The paper tackles the problem of identifying important formal concepts in large pattern sets from data by introducing the Base-Equivalent Conceptual Relevance (BECR) score, a novel interestingness measure that quantifies base and equivalent attributes and minimal generators per concept intent, with preliminary experiments showing its efficiency compared to the stability index.

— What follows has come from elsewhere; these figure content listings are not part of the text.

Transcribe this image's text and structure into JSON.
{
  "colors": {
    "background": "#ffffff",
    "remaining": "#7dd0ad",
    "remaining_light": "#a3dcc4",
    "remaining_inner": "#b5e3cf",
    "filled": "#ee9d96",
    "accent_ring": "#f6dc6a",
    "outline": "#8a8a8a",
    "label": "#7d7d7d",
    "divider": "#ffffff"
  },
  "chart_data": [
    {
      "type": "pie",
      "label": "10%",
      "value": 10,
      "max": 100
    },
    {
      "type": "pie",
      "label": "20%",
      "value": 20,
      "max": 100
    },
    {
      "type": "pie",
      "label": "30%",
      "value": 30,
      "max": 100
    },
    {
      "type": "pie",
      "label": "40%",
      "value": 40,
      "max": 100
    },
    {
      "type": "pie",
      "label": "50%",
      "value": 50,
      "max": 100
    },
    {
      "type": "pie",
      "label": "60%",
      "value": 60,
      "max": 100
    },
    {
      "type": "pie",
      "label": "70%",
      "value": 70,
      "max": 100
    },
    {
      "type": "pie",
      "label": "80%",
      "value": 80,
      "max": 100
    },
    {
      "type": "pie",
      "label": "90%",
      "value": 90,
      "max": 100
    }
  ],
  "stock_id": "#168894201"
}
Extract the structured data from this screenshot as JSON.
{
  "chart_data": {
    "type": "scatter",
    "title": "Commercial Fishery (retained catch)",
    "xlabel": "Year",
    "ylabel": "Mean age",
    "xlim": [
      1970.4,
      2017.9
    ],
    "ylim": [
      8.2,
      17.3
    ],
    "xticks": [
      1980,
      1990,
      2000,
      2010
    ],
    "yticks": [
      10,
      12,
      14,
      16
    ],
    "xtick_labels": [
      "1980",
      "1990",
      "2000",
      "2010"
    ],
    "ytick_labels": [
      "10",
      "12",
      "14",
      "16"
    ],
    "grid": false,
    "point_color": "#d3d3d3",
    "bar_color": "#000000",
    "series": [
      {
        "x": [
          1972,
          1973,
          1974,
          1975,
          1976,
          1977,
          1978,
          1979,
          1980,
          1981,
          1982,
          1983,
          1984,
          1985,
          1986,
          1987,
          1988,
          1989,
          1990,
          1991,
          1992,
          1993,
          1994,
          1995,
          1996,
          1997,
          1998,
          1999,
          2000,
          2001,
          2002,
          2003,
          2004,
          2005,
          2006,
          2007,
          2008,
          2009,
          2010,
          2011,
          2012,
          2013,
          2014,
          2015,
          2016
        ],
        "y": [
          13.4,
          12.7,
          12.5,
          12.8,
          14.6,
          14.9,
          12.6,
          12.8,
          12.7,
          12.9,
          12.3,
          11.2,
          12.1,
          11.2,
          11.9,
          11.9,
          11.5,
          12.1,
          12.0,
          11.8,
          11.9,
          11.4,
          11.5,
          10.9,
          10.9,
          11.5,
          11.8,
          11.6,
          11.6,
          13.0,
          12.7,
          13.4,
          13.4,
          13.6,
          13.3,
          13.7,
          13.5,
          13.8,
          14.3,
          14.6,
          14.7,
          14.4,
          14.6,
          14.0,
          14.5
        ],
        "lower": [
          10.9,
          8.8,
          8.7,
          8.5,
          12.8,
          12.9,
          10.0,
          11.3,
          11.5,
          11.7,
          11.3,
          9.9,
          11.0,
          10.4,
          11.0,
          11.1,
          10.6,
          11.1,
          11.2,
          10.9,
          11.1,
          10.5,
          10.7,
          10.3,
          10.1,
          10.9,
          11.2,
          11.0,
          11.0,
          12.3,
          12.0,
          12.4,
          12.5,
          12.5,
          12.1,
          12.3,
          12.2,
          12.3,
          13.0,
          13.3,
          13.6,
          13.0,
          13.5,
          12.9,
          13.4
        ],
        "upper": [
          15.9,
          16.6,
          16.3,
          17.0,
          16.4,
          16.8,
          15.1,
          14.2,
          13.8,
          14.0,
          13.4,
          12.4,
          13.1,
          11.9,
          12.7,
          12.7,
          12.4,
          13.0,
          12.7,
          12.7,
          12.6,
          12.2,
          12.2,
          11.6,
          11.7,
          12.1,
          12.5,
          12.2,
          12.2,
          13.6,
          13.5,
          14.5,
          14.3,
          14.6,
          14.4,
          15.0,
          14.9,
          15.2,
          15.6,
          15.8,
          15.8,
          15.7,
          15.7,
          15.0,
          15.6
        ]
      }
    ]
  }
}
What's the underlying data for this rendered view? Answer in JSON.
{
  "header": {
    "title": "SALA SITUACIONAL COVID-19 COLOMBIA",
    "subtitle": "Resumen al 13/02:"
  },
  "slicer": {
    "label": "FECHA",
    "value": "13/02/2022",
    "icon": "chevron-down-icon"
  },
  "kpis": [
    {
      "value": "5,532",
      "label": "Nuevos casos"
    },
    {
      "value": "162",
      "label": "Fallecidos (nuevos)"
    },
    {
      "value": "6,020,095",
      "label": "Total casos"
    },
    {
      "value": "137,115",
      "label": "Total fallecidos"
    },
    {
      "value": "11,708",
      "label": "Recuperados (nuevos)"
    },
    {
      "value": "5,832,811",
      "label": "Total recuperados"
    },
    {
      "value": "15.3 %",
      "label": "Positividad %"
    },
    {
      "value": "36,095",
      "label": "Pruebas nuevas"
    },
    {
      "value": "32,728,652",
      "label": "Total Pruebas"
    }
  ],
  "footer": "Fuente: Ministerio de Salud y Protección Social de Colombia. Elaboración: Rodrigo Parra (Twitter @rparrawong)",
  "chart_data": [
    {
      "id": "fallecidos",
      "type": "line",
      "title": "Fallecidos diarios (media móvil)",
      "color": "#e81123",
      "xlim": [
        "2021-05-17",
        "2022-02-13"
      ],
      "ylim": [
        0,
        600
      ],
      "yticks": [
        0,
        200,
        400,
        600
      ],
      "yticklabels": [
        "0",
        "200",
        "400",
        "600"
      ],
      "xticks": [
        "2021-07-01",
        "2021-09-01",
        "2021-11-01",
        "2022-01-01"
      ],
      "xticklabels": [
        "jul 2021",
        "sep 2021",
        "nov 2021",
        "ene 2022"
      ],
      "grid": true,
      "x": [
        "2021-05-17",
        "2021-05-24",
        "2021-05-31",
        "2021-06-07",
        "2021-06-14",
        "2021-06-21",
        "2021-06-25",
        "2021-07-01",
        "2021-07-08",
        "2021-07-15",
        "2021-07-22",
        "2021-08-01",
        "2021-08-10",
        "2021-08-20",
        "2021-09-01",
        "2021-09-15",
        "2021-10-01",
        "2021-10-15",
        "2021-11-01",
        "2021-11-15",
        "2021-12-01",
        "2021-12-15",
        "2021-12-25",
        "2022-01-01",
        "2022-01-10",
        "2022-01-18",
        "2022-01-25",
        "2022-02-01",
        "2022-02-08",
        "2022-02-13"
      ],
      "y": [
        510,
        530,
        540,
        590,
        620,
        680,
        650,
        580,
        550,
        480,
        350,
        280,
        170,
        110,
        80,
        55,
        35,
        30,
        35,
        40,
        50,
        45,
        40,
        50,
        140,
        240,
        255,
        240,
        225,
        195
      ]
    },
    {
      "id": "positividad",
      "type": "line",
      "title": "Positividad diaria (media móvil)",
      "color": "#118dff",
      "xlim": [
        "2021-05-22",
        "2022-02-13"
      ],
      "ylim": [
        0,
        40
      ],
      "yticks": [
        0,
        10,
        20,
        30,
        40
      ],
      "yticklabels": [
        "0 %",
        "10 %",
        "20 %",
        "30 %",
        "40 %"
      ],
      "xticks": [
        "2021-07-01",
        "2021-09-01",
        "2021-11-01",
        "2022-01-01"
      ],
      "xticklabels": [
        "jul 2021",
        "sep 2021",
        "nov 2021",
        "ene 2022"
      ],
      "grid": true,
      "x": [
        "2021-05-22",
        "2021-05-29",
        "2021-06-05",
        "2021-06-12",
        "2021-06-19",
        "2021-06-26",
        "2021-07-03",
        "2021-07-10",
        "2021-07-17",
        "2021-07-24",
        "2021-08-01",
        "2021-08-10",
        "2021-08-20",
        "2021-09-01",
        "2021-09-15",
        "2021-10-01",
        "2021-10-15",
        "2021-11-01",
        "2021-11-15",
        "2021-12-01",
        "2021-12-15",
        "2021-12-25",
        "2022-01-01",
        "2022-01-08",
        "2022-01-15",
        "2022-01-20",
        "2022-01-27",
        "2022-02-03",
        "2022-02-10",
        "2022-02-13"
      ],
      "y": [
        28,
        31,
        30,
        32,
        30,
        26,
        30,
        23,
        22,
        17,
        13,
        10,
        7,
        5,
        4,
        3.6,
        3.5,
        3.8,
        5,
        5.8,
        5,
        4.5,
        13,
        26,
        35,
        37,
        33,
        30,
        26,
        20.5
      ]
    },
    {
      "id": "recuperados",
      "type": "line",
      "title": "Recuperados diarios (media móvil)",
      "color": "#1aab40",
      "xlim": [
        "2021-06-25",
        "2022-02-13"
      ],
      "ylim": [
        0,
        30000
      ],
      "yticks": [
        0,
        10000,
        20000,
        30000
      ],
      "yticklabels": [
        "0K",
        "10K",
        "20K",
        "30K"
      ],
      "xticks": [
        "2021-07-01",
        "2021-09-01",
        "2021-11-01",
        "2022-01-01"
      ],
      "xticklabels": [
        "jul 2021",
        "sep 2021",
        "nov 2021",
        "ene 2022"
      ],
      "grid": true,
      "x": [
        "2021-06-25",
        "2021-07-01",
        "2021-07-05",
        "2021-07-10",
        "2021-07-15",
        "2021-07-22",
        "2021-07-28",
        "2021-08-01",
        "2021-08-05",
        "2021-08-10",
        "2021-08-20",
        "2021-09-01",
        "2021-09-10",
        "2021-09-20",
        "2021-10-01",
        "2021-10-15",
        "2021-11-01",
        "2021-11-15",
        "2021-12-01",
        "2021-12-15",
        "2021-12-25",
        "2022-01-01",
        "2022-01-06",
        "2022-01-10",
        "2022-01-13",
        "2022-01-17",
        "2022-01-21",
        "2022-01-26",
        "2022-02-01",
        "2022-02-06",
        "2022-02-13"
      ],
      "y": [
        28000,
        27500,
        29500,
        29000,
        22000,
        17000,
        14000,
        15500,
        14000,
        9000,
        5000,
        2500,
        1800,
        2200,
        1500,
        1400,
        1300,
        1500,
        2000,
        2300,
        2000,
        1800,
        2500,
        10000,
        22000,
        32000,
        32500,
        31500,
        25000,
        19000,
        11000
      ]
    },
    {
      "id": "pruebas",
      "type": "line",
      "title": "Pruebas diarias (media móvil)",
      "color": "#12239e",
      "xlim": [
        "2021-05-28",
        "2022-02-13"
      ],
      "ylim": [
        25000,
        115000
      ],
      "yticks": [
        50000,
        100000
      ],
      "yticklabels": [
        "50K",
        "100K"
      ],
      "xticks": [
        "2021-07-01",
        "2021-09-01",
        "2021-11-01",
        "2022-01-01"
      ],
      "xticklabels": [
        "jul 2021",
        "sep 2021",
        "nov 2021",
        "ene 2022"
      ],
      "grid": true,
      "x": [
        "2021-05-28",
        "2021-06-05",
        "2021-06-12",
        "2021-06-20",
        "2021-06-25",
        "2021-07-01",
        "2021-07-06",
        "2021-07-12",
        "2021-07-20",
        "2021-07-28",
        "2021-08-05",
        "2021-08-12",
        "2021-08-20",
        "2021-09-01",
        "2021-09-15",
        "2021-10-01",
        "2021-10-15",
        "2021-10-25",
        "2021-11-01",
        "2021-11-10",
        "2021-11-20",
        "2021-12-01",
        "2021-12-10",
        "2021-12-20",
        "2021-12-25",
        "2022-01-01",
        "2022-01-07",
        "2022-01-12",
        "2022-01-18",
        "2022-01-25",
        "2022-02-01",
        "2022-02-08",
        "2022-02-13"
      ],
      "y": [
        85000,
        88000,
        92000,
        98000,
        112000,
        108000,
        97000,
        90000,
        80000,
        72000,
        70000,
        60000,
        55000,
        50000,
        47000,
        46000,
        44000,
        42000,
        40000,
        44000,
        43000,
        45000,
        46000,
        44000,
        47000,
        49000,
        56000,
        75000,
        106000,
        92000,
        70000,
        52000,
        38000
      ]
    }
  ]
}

In knowledge discovery applications, the pattern set generated from data can be tremendously large and hard to explore by analysts. In the Formal Concept Analysis (FCA) framework, there have been studies to identify important formal concepts through the stability index and other quality measures. In this paper, we introduce the Base-Equivalent Conceptual Relevance (BECR) score, a novel conceptual relevance interestingness measure for improving the identification of actionable concepts. From a conceptual perspective, the base and equivalent attributes are considered meaningful information and are highly essential to maintain the conceptual structure of concepts. Thus, the basic idea of BECR is that the more base and equivalent attributes and minimal generators a concept intent has, the more relevant it is. As such, BECR quantifies these attributes and minimal generators per concept intent. Our preliminary experiments on synthetic and real-world datasets show the efficiency of BECR compared to the well-known stability index.